Holding: Although defendant’s probation officer testified that she attempted to call and visit defendant between the dates at issue (Nov. 2 to Nov. 4, 2016) and left messages with defendant’s parents for defendant to contact her, there was no showing that a message was given to defendant or, more generally, that defendant knew her probation officer was attempting to contact her. Thus, there was insufficient evidence that defendant willfully refused to make herself available for supervision from Nov. 2 to Nov. 4, 2016.
We reverse the revocation of defendant’s probation and remand for further proceedings.
Defendant had a duty to keep her probation officer apprised of her whereabouts. However, this duty does not relieve the state of its burden to provide competent evidence that defendant refused to make herself available for supervision.
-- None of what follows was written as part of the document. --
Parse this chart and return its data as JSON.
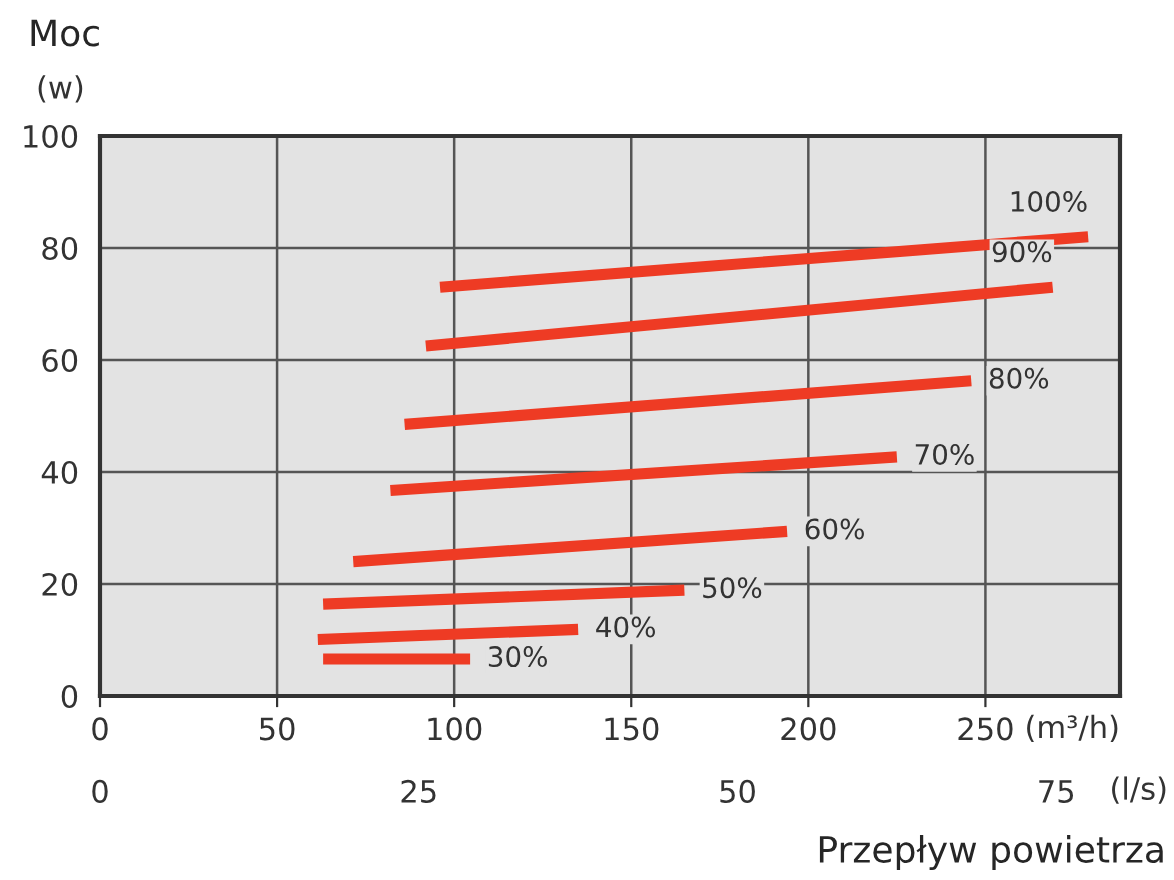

Where, as here, the state’s evidence only includes that a defendant failed to attend scheduled meetings, and the probation officer was unable to reach a defendant after merely two days of attempts, only leaving messages with a defendant’s relatives, the evidence is insufficient to reasonably satisfy a trial judge that defendant willfully failed to keep her probation officer informed of her whereabouts.
State v. Melton (Lawyers Weekly No. 011-074-18, 12 pp.) (John Arrowood, J.) Appealed from Rutherford County Superior Court (J. Thomas Davis, J.) Joseph Hyde for the state; Katy Dickinson-Schultz for defendant. N.C. App.